When considering the Stark Effect, we consider the effect of an external uniform weak electric field which is directed along the positive $z$-axis, $\vec{\varepsilon} = \varepsilon \vec{k}$, on the ground state of a hydrogen atom. Then using nondegenerate perturbation theory it follows that we can approximate the energy of the ground state by $$E_{100} = E_{100}^{(1)} + \epsilon \varepsilon \langle 100| \hat{Z}| 100 \rangle + e^2 \varepsilon^2 \sum_{nlm \neq 100}\frac{|\langle nlm| \hat{Z}| 100 \rangle|^2}{E_{100}^{(0)}-E_{nlm}^{(0)}}.$$ We can show that the second term is zero i.e. $\langle 100| \hat{Z}| 100 \rangle = 0$.
How does it follow from this that the following conclusion can be made "The underlying physics behind this is that when the hydrogen atom is in the ground state, it has no permanent electric dipole moment"?
Thanks for any assistance.
Best Answer
First of all, it should be $z$, not $\hat{z}$. You're taking the mean value of the $z$-coordinate in the ground state.

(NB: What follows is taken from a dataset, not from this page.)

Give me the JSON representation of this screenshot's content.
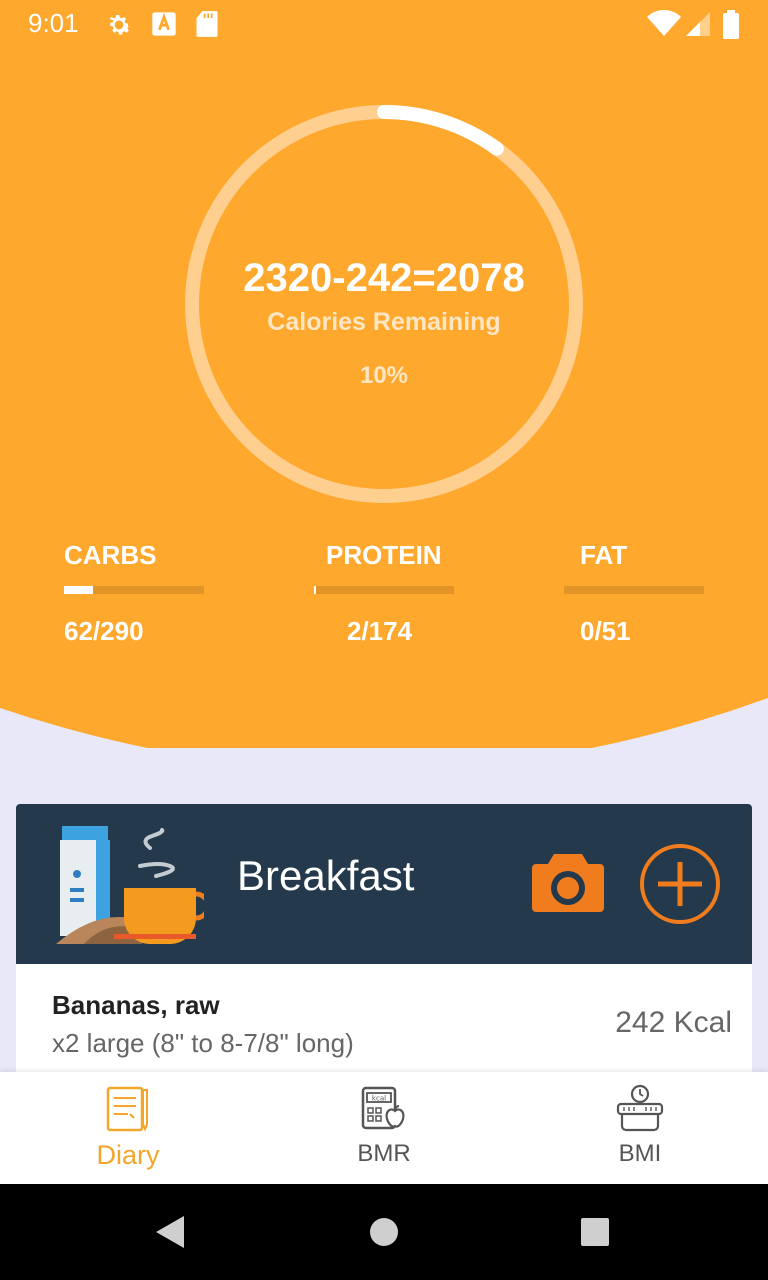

Now, the ground state has spherical symmetry. This means that whatever $\langle z \rangle$ is, it better be equal to $\langle x \rangle$ and $\langle y \rangle$, since in the ground state $|100\rangle$ there is nothing that makes the $z$ direction special.
The dipole moment operator for the electron is $q \mathbf{r}$, with $q$ its charge and $\mathbf{r}$ the position operator. So the mean value of the dipole moment in the ground state is $q \langle 100 | \mathbf{r} | 100 \rangle$. But $\mathbf{r} = x \mathbf{\hat{x}} + y \mathbf{\hat{y}} + z \mathbf{\hat{z}}$, and since we know that the mean value of the coordinates is zero, we get that the mean value of the dipole moment is zero too.